Write What You Know and Feel

It’s my observation that many aspiring poets when dealing with rhyme and meter for the first time get into a frame of mind in which reaching for a rhyme word becomes the dominant focus of attention, and while they are learning this new thing almost every other consideration takes second pace, such as writing about what you know about from personal experience and feel warmly about.

To make matters worse, our everyday language carries so much marketing jargon, and it is so insistent in our ears, that this has a way of inserting itself into our consciousness as we write, masquerading as what we “know” and “feel” and incessantly offering its words as “suitable” rhymes.

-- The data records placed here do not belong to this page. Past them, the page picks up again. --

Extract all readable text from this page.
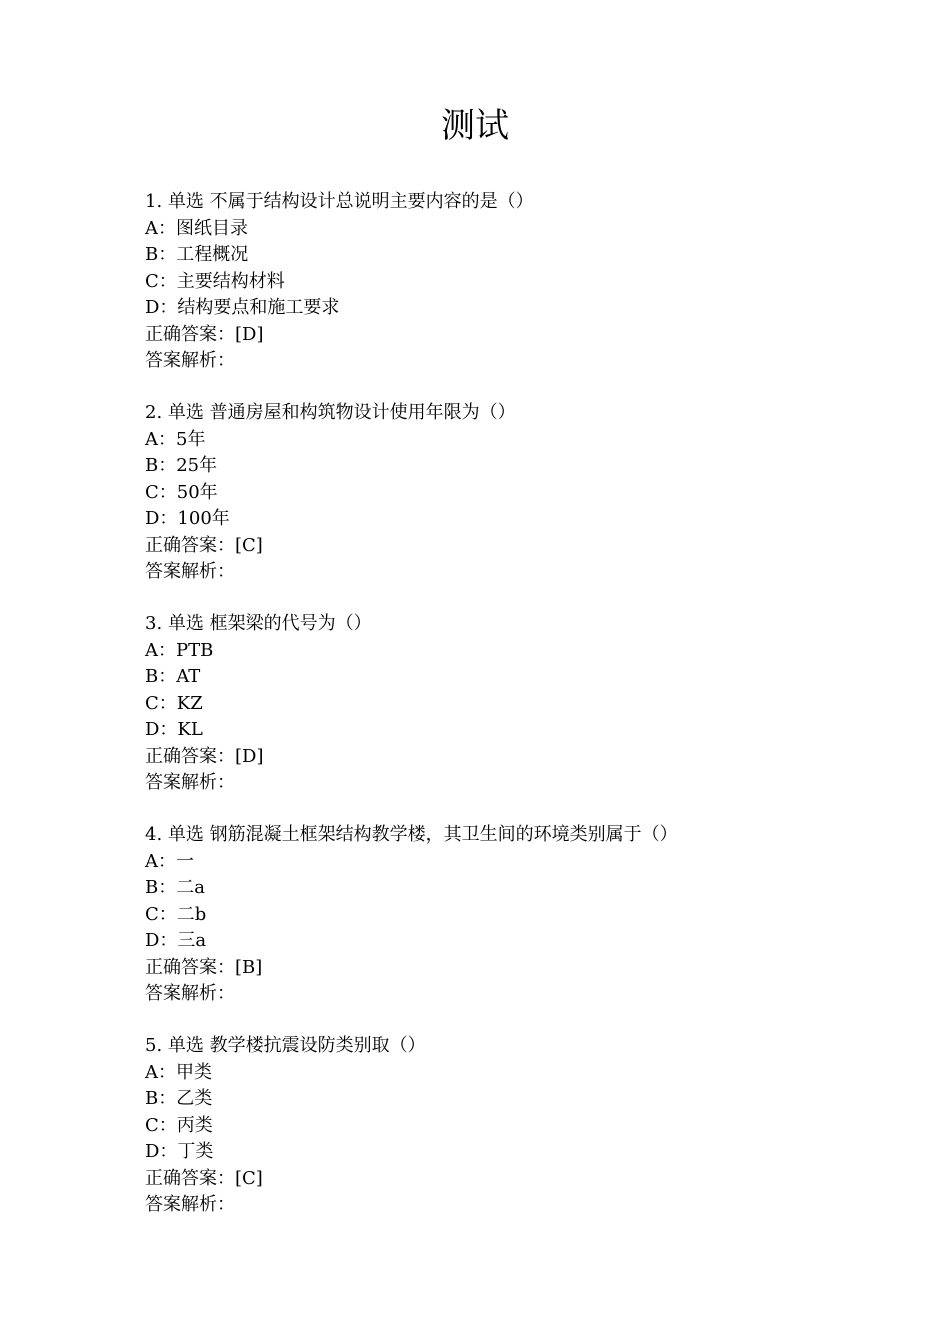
测试
1. 单选 不属于结构设计总说明主要内容的是（）
A：图纸目录
B：工程概况
C：主要结构材料
D：结构要点和施工要求
正确答案：[D]
答案解析：
2. 单选 普通房屋和构筑物设计使用年限为（）
A：5年
B：25年
C：50年
D：100年
正确答案：[C]
答案解析：
3. 单选 框架梁的代号为（）
A：PTB
B：AT
C：KZ
D：KL
正确答案：[D]
答案解析：
4. 单选 钢筋混凝土框架结构教学楼，其卫生间的环境类别属于（）
A：一
B：二a
C：二b
D：三a
正确答案：[B]
答案解析：
5. 单选 教学楼抗震设防类别取（）
A：甲类
B：乙类
C：丙类
D：丁类
正确答案：[C]
答案解析：
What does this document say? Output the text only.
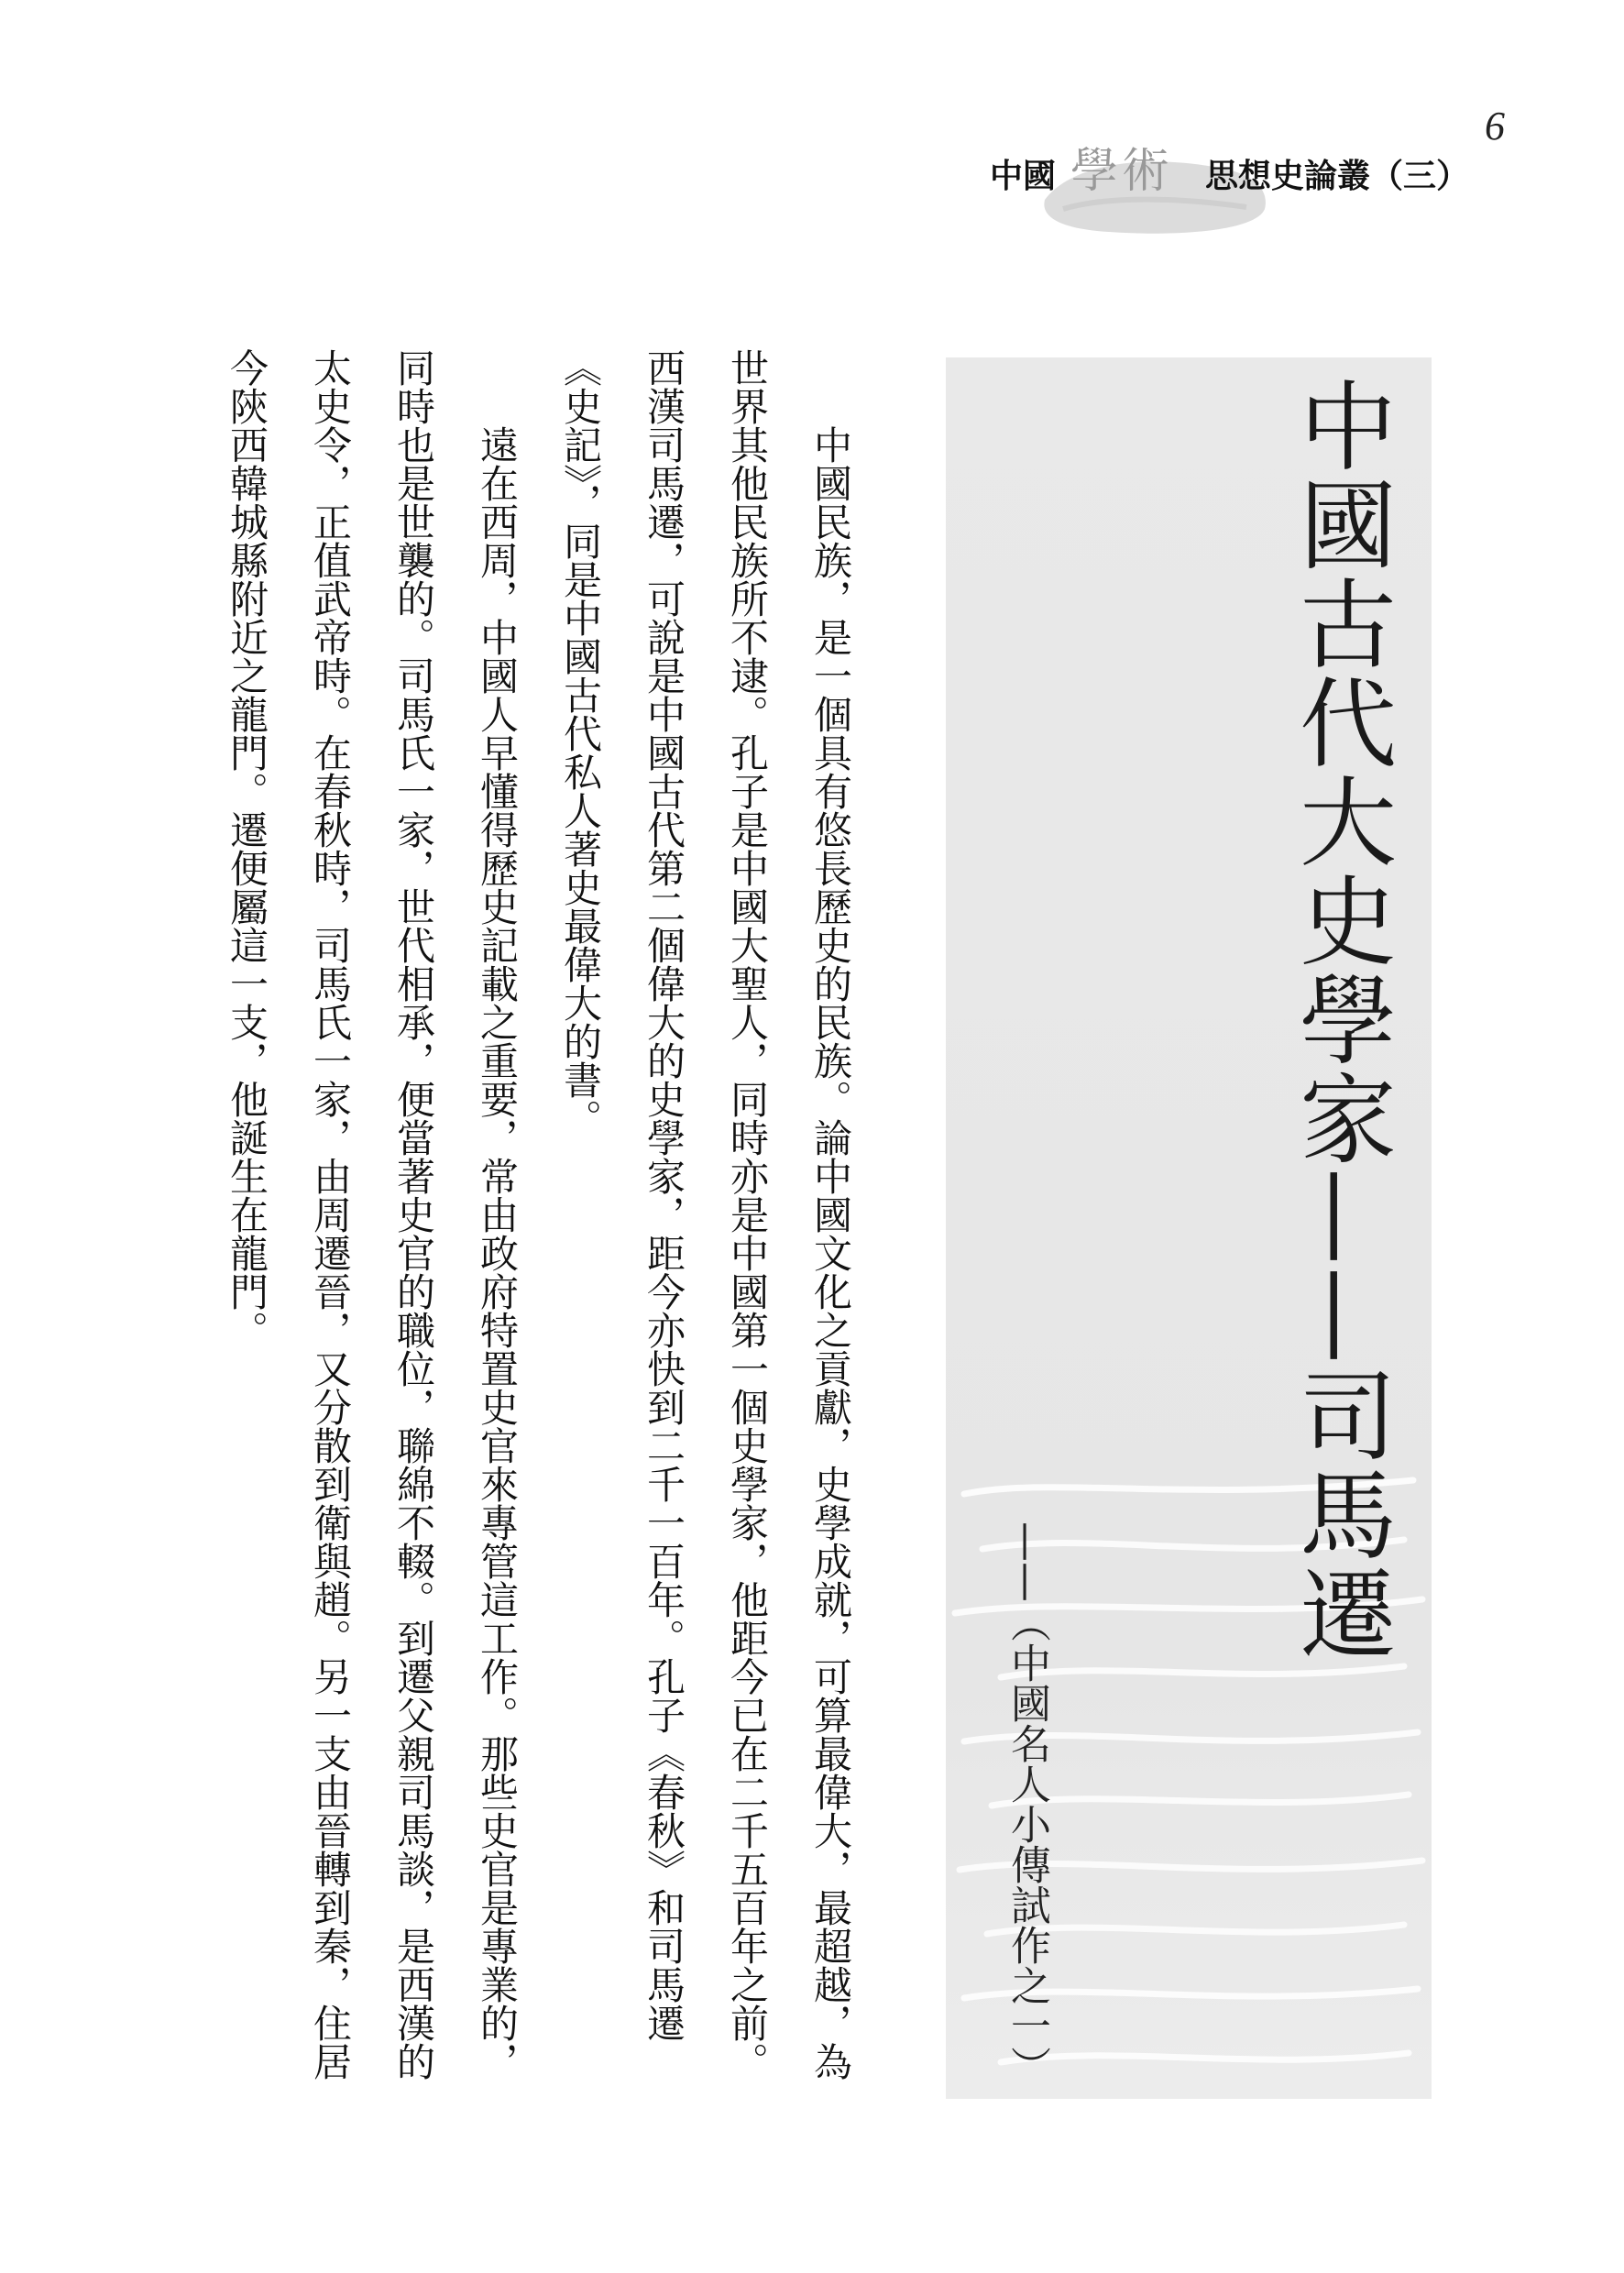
6
中國 學術 思想史論叢（三）
中國古代大史學家——司馬遷
——（中國名人小傳試作之一）

中國民族，是一個具有悠長歷史的民族。論中國文化之貢獻，史學成就，可算最偉大，最超越，為世界其他民族所不逮。孔子是中國大聖人，同時亦是中國第一個史學家，他距今已在二千五百年之前。西漢司馬遷，可說是中國古代第二個偉大的史學家，距今亦快到二千一百年。孔子《春秋》和司馬遷《史記》，同是中國古代私人著史最偉大的書。

遠在西周，中國人早懂得歷史記載之重要，常由政府特置史官來專管這工作。那些史官是專業的，同時也是世襲的。司馬氏一家，世代相承，便當著史官的職位，聯綿不輟。到遷父親司馬談，是西漢的太史令，正值武帝時。在春秋時，司馬氏一家，由周遷晉，又分散到衛與趙。另一支由晉轉到秦，住居今陝西韓城縣附近之龍門。遷便屬這一支，他誕生在龍門。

Here’s an exercise that will help us break out of this trap. First, write an initial line of a couplet that is about something you truly know and have experienced and feel warmly drawn to. You needn’t know why you are drawn (the poem will disclose that to you), but you need to feel warmly drawn. If you are not, throw that first line away and try another.

Second, consult a rhyming dictionary and find a group of rhyme words that all match the end-word of the first line you have chosen out of your experience and feeling. Your goal at this point is to make music, not a predetermined argument. If you have a choice, select as a rhyme word several that are spelled differently, although they sound the same as the last word of your initial line. Third, let the most suitable of these words pull fresh imagery into your second line, preferably imagery you haven’t already had in mind. Four, repeat this process until you have a fresh poem that little resembles what you initially set out to write.

This is the best way I know to pull yourself out of tired, repetitious writing. Try this and comment on it!